Macro Brief #2: 2nd October 2025
Macro Brief #2: 2nd October 2025
U.S. equities extended gains on Thursday, demonstrating continued resilience despite the ongoing federal government shutdown. With the shutdown delaying the release of key labor market data, investors turned to private-sector indicators to gauge underlying employment trends.
ADP reported a net loss of 32,000 jobs in September, suggesting incremental softening in labor conditions. Vice President JD Vance warned that should the shutdown continue, it could necessitate government layoffs, further reinforcing expectations of a near-term Fed rate cut, potentially as early as the October meeting.

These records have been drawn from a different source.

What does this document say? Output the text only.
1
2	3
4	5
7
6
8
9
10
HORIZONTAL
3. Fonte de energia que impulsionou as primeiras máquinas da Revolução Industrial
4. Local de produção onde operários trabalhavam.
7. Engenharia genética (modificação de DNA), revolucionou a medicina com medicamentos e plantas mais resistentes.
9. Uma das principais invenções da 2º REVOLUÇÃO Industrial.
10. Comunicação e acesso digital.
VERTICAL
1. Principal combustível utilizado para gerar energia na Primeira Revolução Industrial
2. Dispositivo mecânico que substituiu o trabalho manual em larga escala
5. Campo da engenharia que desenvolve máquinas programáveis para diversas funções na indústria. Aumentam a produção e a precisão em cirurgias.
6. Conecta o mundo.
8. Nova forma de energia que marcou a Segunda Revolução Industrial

Factoring in expectations of another rate cut, the S&P 500 advanced 0.06%, while the Dow Jones Industrial Average and Nasdaq Composite added 0.17% and 0.37%, respectively.
Valuation concerns remain elevated, with the S&P 500 trading at a 27.6x PE, above the five-year average range of 19.5x–25.0x. Nonetheless, markets appear willing to look past stretched multiples amid rising conviction that monetary conditions will loosen further in the next fed meeting.
Meanwhile, the 10-year U.S. Treasury yield declined 37 bps to 4.09%, reflecting safe-haven demand and easing growth expectations. Meanwhile, the 2-year yield inched 17 bps higher to 3.54%, steepening the front end as investors priced in near-term policy volatility.
Commodities were mixed. Gold (-0.23%) and silver (-0.78%) softened amid a marginally firmer dollar, while copper (+1.24%) advanced on improving industrial demand sentiment. WTI crude (-1.81%) extended losses on renewed demand-side concerns and elevated inventory levels.